ECONOMY

OTE sticks to its guns on Romtelecom

OTE yesterday underscored the urgency of capital infusion for Romtelecom, saying it was willing to participate in a share capital increase to alleviate the Romanian fixed-line monopoly’s cash-flow problems in exchange for a majority stake. «Romtelecom needs financial support and we are willing to contribute to a capital increase which would lead to majority control,» Lefteris Antonakopoulos, chief executive, said. The Romanian operator needs an injection of $450 million this year to resolve its cash-flow problems. He said an increase in OTE’s 35 percent holding would depend on how Romtelecom is evaluated. Antonakopoulos said OTE is currently negotiating with the Romanian government on the issue but declined to give further details. A restructuring plan laid out for Romtelecom and approved by its board and the European Bank for Reconstruction and Development, in the meantime, foresees drastic job cuts, tariff hikes and debt restructuring. Last week, OTE announced that it had secured the Romanian government’s approval for a share capital increase for Romtelecom which would result in its acquisition of a majority stake in the company.

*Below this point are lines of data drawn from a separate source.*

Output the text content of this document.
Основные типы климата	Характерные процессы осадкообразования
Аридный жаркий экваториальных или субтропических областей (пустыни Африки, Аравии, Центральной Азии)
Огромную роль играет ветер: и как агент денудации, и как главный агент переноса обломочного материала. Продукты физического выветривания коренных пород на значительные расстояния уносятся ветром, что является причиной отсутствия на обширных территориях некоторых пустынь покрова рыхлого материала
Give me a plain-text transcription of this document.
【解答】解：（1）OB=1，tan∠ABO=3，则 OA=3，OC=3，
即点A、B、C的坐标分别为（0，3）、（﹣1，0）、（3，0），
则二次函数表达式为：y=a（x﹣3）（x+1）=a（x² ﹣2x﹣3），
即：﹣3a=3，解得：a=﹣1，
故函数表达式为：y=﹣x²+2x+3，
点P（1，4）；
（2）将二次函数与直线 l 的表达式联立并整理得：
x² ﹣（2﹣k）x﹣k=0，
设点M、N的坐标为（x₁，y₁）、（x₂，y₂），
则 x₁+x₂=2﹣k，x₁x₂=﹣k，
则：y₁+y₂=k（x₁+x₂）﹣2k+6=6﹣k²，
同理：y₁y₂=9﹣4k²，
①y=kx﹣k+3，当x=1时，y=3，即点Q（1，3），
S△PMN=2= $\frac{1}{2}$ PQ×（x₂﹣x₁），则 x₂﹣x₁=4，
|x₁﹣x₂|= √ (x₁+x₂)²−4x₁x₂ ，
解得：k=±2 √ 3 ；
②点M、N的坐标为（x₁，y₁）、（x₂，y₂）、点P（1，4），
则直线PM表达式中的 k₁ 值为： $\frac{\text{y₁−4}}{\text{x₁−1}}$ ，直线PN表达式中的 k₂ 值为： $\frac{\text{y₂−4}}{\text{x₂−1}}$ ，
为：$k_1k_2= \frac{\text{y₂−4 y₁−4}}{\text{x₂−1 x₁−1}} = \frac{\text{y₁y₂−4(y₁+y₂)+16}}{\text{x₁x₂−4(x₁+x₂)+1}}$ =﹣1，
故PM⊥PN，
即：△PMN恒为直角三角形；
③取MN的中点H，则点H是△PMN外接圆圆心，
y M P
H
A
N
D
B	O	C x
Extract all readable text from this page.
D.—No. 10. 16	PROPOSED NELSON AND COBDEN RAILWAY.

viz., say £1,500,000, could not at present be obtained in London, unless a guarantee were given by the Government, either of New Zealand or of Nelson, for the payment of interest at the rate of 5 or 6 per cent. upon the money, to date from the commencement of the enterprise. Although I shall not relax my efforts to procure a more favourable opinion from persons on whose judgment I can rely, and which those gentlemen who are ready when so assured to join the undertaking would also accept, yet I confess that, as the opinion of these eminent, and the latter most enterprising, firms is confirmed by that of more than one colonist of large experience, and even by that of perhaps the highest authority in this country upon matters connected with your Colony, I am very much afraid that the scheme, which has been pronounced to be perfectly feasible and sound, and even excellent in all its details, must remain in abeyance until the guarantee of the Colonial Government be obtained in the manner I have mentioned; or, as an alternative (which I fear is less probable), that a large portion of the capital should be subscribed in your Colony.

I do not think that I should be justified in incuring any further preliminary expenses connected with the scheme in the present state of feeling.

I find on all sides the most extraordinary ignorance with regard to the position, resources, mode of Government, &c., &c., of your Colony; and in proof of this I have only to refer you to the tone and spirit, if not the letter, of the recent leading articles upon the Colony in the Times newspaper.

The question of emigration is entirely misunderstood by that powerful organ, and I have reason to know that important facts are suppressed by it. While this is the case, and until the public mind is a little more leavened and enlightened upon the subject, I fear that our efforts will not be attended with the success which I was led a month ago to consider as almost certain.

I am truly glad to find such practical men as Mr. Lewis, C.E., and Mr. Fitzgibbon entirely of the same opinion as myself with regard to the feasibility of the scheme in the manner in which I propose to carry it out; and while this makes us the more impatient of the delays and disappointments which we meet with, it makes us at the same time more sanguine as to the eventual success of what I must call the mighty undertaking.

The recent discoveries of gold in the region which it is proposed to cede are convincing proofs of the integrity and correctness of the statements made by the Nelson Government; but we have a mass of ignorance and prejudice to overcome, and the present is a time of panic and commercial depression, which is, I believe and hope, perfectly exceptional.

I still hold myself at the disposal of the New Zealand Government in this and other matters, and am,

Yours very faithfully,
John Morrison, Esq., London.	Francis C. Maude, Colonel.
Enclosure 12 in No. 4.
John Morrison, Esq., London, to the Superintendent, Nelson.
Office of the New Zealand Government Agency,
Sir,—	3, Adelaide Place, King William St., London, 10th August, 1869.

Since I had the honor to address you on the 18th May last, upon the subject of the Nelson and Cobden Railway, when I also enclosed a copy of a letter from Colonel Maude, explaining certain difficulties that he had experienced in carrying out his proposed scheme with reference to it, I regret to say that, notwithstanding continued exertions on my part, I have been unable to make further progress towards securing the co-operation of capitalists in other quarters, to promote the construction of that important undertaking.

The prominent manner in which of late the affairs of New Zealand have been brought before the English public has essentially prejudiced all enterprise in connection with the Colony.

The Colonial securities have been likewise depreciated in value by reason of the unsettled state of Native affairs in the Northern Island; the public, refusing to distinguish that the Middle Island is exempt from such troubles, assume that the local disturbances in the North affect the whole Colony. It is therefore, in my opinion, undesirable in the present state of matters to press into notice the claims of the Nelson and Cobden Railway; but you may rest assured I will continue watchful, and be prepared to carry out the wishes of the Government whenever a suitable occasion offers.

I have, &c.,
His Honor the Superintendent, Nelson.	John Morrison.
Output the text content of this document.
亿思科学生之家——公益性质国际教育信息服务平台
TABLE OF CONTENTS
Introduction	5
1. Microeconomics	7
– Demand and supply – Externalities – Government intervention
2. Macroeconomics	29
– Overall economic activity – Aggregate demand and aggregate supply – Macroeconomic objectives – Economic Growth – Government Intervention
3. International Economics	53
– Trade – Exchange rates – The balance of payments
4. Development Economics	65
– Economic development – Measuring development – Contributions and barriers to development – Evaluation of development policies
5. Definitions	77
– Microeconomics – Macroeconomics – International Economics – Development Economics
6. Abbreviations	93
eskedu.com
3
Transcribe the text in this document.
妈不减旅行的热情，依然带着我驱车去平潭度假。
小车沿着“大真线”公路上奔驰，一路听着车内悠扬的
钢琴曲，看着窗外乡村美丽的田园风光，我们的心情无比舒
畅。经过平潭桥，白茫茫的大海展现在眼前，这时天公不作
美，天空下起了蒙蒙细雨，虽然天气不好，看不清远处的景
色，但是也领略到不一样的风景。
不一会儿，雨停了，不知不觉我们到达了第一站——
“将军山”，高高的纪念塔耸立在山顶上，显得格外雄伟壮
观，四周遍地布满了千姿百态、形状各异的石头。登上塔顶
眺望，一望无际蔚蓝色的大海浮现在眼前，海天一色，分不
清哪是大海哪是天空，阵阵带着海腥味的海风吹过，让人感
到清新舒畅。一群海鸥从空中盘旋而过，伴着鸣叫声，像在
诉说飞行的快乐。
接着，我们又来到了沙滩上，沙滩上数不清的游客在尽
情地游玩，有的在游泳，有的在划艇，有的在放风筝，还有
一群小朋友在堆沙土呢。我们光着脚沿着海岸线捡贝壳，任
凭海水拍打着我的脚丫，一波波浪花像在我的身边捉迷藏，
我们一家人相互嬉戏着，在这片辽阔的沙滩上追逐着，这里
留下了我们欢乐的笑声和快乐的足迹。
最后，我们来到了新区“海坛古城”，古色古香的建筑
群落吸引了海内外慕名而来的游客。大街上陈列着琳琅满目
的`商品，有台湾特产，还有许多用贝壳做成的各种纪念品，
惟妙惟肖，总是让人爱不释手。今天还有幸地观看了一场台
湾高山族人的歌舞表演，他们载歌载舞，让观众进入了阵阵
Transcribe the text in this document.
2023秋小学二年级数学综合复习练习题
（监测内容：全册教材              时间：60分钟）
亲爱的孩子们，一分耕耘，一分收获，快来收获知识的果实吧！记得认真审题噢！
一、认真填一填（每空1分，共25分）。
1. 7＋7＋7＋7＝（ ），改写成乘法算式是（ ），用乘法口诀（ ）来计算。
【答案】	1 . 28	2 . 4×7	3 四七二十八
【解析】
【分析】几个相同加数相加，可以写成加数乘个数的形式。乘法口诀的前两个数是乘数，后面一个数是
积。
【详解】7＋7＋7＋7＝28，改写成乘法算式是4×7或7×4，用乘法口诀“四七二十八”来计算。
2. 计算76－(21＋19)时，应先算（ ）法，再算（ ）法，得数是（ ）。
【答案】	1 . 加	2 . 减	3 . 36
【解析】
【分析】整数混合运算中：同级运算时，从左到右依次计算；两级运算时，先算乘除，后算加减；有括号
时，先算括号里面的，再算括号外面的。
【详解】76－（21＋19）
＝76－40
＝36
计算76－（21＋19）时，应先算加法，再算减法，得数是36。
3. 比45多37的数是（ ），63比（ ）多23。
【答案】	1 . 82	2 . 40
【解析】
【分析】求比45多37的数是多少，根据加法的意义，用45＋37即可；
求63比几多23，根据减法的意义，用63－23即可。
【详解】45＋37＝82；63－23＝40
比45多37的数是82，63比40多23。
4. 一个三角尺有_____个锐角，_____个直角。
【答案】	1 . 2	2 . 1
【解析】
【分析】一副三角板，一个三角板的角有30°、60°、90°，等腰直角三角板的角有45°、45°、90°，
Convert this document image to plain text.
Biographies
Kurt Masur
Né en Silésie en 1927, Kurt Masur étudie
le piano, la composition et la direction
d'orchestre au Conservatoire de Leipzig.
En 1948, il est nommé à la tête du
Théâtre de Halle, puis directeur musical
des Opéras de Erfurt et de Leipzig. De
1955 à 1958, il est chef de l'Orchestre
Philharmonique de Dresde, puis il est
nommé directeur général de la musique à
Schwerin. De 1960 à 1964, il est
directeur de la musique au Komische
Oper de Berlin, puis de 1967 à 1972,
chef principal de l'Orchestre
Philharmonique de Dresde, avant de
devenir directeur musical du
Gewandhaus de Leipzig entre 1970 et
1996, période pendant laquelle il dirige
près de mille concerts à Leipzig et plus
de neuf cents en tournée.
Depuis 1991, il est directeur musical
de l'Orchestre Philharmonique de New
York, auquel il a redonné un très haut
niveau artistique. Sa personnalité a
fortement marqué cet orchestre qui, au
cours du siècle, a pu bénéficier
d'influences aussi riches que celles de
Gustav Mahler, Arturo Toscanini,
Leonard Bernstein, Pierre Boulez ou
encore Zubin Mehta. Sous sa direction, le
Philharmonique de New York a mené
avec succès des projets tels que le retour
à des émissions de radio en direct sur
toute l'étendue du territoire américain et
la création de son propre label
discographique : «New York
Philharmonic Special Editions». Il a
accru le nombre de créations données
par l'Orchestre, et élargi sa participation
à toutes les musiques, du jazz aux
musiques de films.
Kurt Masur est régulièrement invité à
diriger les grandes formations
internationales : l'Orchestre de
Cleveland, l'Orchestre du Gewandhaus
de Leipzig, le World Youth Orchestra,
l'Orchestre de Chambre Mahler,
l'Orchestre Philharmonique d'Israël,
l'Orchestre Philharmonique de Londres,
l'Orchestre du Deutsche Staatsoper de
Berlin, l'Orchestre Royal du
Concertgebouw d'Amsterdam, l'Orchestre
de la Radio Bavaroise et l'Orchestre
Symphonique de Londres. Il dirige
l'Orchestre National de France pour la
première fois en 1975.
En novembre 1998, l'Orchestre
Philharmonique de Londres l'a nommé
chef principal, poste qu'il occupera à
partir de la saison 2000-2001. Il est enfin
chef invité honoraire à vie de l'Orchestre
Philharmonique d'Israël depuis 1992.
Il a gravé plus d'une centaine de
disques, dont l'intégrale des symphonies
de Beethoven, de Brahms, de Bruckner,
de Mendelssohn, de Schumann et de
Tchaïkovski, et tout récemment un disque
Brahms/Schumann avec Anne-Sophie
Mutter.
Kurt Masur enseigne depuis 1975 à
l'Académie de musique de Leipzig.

It was still early to bring up the issue, the Romanian government said over the weekend, suggesting a lingering resentment that it had capitulated to OTE’s demand for a capital boost for Romtelecom. Romania had been dragging its feet over the issue and putting pressure on OTE to take over its 65 percent stake. «It is premature to discuss if somebody will increase its stake and by how much,» Reuters quoted Romanian communications minister Dan Nica as saying. He said negotiations with OTE would center on changes to the 1998 contract. Cheered by the news that OTE appeared to have the problem under control, investors sent its stock up by 2.13 percent yesterday. Uncertainties over Romtelecom have contributed to a 36 percent slide in OTE shares this year. OTE acquired its 35 percent stake together with management rights in Romtelecom in 1998 for $675 million, making it its biggest ever overseas venture. The Romanian operator posted a loss in the first quarter of the year but returned to the black in the second quarter.